As promised from the redlady of paviland
On this day in William Buckland is given birth to by his mother. William was born in Axminster, Devon, on 12 March 1784, the eldest son of Charles Buckland, Rector of Templeton and Trusham, and his wife Elizabeth. One of the world's earliest palaeontologists, Buckland and his contemporaries developed the first modern theories of the history of earth's flora fauna and geology.
In 1822 he discovered the Kirkdale cave, a hyena den from prehistory, which led Buckland to believe hyenas once inhabited Britain, and led him to reject the biblical flood theory.
In 1823 he also discovered the cave in Paviland where was discovered the oldest skeletal remains found in Britain, known as the "Red Lady of Paviland".
He discovered the first dinosaur megalosaurus in 1824, and suggested that there was an ancient time full of huge lizards, which was the birth of a very familiar and popular theme of today's world. Buckland's dinosaur is now on display at the British museum.
Buckland was well positioned and well connected. He lists amongst his direct aquantancies priminister Robert Peel, early evolutionist, Charles Darwin, and early geologist Louis Agassiz. Aside from being a paleontologist he was also a Reverend, a Cannon and later a Dean of westminster abbey,his religious ideals in conflict with his scientific ones, leading him to make glaring assumptions such as the Red lady of paviland being a prostitute buried at a far later date.
By all accounts, the lectures were very lively events, with liberal use of specimens, and of large-scale geological maps and diagrams. Bucklands own colourful personality also contributed to the popularising of his lectures. Henry Acland, as a student, attended Bucklands lectures and described his lecturing style thus:
He paced like a Franciscan preacher up and down behind a long showcase ... He had in his hand a huge hyaenas skull. He suddenly dashed down the steps - rushed skull in hand at the first undergraduate on the front bench and shouted What rules the world? The youth, terrified, threw himself against the next back seat, and answered not a word. He rushed then on to me, pointing the hyaena full in my face - What rules the world? Havent an idea, I said. The stomach, sir, he cried (again mounting the rostrum) rules the world. The great ones eat the less, the less the lesser "
Roderick Murchison thus describes a visit paid to Bucklands rooms in the winter of 1824-5:
On repairing from the Star Inn to Bucklands domicile in Corpus Christi College, I can never forget the scene which awaited me.
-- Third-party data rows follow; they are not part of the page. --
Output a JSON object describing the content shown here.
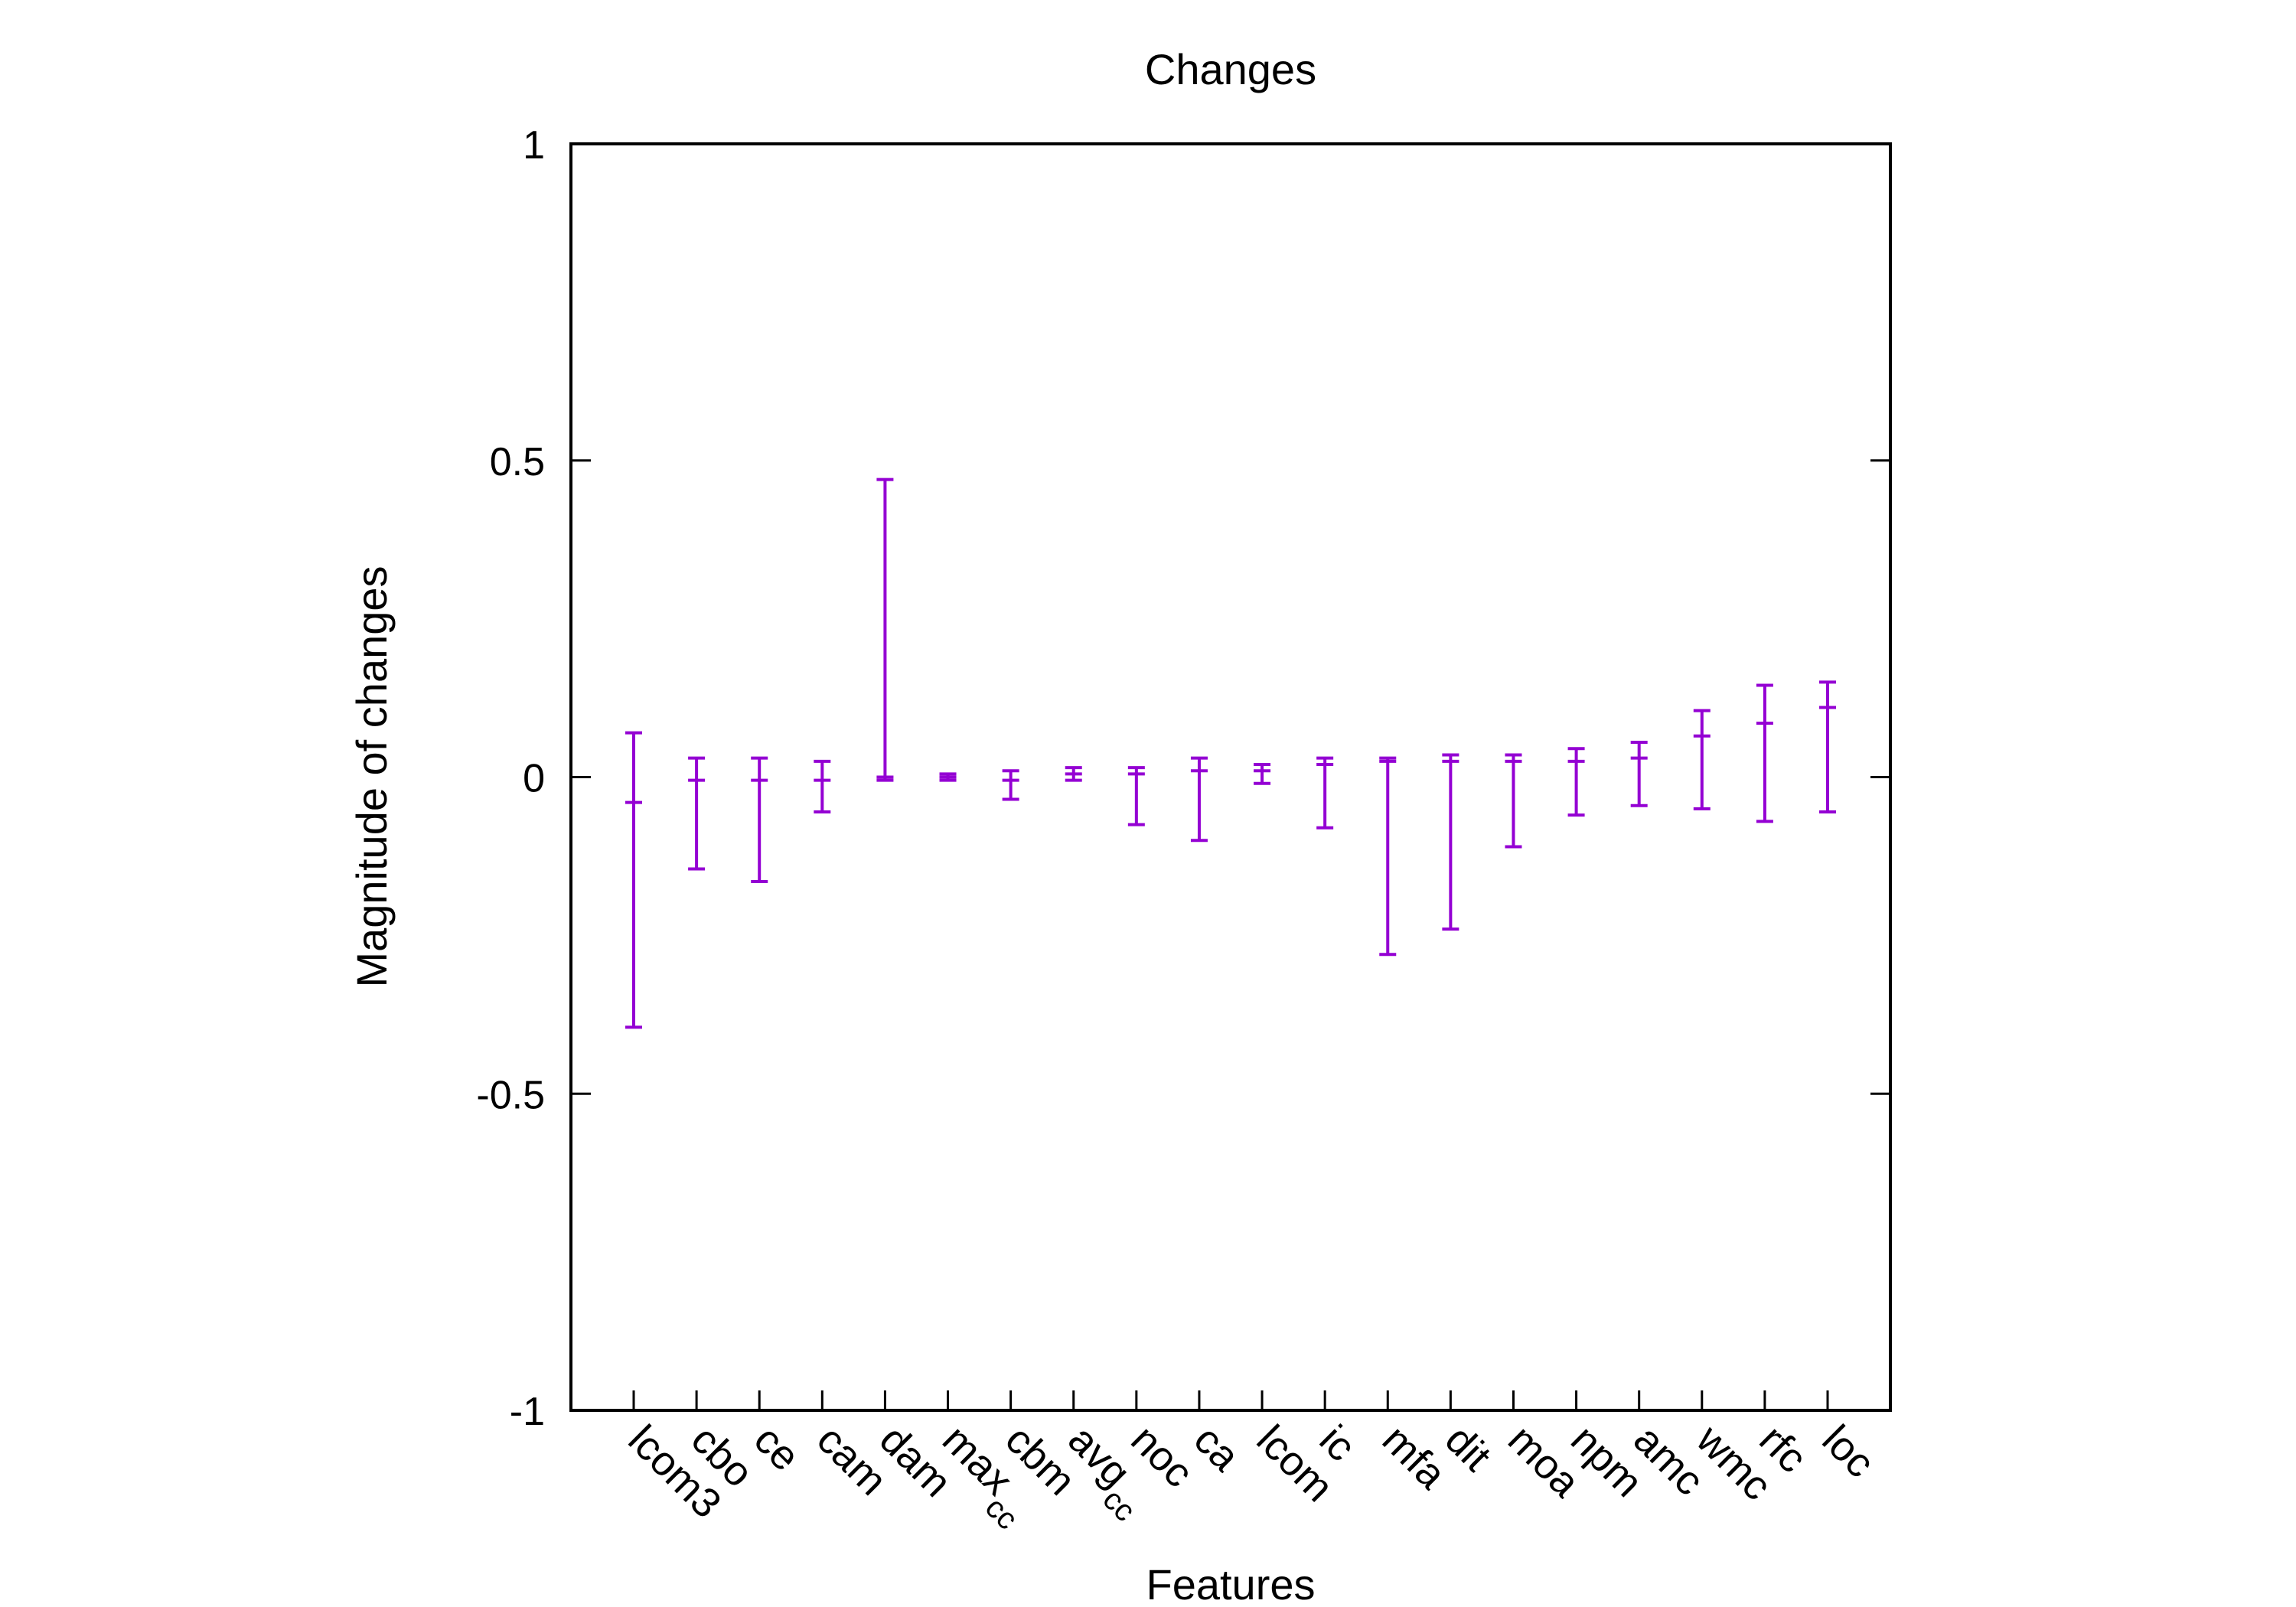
{
  "chart_data": {
    "type": "errorbar",
    "title": "Changes",
    "xlabel": "Features",
    "ylabel": "Magnitude of changes",
    "ylim": [
      -1,
      1
    ],
    "yticks": [
      {
        "value": 1,
        "label": "1"
      },
      {
        "value": 0.5,
        "label": "0.5"
      },
      {
        "value": 0,
        "label": "0"
      },
      {
        "value": -0.5,
        "label": "-0.5"
      },
      {
        "value": -1,
        "label": "-1"
      }
    ],
    "grid": false,
    "series_color": "#9400d3",
    "categories": [
      {
        "label": "lcom3",
        "sub": ""
      },
      {
        "label": "cbo",
        "sub": ""
      },
      {
        "label": "ce",
        "sub": ""
      },
      {
        "label": "cam",
        "sub": ""
      },
      {
        "label": "dam",
        "sub": ""
      },
      {
        "label": "max",
        "sub": "cc"
      },
      {
        "label": "cbm",
        "sub": ""
      },
      {
        "label": "avg",
        "sub": "cc"
      },
      {
        "label": "noc",
        "sub": ""
      },
      {
        "label": "ca",
        "sub": ""
      },
      {
        "label": "lcom",
        "sub": ""
      },
      {
        "label": "ic",
        "sub": ""
      },
      {
        "label": "mfa",
        "sub": ""
      },
      {
        "label": "dit",
        "sub": ""
      },
      {
        "label": "moa",
        "sub": ""
      },
      {
        "label": "npm",
        "sub": ""
      },
      {
        "label": "amc",
        "sub": ""
      },
      {
        "label": "wmc",
        "sub": ""
      },
      {
        "label": "rfc",
        "sub": ""
      },
      {
        "label": "loc",
        "sub": ""
      }
    ],
    "values": [
      {
        "low": -0.395,
        "mid": -0.04,
        "high": 0.07
      },
      {
        "low": -0.145,
        "mid": -0.005,
        "high": 0.03
      },
      {
        "low": -0.165,
        "mid": -0.005,
        "high": 0.03
      },
      {
        "low": -0.055,
        "mid": -0.005,
        "high": 0.025
      },
      {
        "low": -0.005,
        "mid": 0.0,
        "high": 0.47
      },
      {
        "low": -0.005,
        "mid": 0.0,
        "high": 0.005
      },
      {
        "low": -0.035,
        "mid": -0.005,
        "high": 0.01
      },
      {
        "low": -0.005,
        "mid": 0.005,
        "high": 0.015
      },
      {
        "low": -0.075,
        "mid": 0.005,
        "high": 0.015
      },
      {
        "low": -0.1,
        "mid": 0.01,
        "high": 0.03
      },
      {
        "low": -0.01,
        "mid": 0.01,
        "high": 0.02
      },
      {
        "low": -0.08,
        "mid": 0.02,
        "high": 0.03
      },
      {
        "low": -0.28,
        "mid": 0.025,
        "high": 0.03
      },
      {
        "low": -0.24,
        "mid": 0.025,
        "high": 0.035
      },
      {
        "low": -0.11,
        "mid": 0.025,
        "high": 0.035
      },
      {
        "low": -0.06,
        "mid": 0.025,
        "high": 0.045
      },
      {
        "low": -0.045,
        "mid": 0.03,
        "high": 0.055
      },
      {
        "low": -0.05,
        "mid": 0.065,
        "high": 0.105
      },
      {
        "low": -0.07,
        "mid": 0.085,
        "high": 0.145
      },
      {
        "low": -0.055,
        "mid": 0.11,
        "high": 0.15
      }
    ]
  }
}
Having, by direction of the janitor, climbed up a narrow staircase, I entered a long corridor-like room
which was filled with rocks, shells and bones in dire confusion, and in a sort of sanctum at the end was my friend in his black gown looking like a necromancer, sitting on the one only rickety chair not covered with fossils, and cleaning 6 out a fossil bone from the matrix"
In the field, Buckland notoriously dressed in a rather eccentric manner, always wearing his academic gown and carrying a large blue bag from which he would draw out his latest finds such as fossil faeces of giant marine reptiles. Buckland had found and identified these 'Coprolites', the term he coined for fossil faeces, in Lyme Regis when he worked with the fossil collector Mary Anning.
William Buckland is also reputed to have ate his way through the animal kingdom, accompanied by his son Frank Buckland . He loved to eat anything unusual and regarded everything organic as a possible meal. In fact, one of his lifetime aims was to eat one of every type of animal, regularly dining on rodents, insects, slugs, hedgehogs, moles, bears, crocodiles, dogs, ostriches the more unusual the animal, the better.Toasted mice were one of his favourites and his least favourite snacks were moles and bluebottles; the latter he described as "disgusting".
Dr Buckland lived near London Zoo and often turned up there when an animal died and took it home to eat. William Buckland son Frank was a pioneer of zoöphagy: his favourite research was eating the animal kingdom. This habit he learnt from his father, whose residence, the Deanery, offered such rare delights as mice in batter, squirrel pie, horse's tongue and ostrich. After the 'Eland Dinner' in 1859 at the London Tavern, organised by Richard Owen, Buckland set up the Acclimatization Society to further the search for new food. In 1862 100 guests at Willis' Rooms sampled Japanese Sea slug (= sea cucumber, probably), kangaroo, guan, curassow and Honduras turkey. This was really quite a modest menu, though Buckland had his eye on capybara for the future. Buckland's home, 37 Albany Street, London, was famous for its menagerie and its varied menus,[5] including, at times, boiled elephant trunk, rhinoceros pie, porpoise heads, and stewed mole.[6]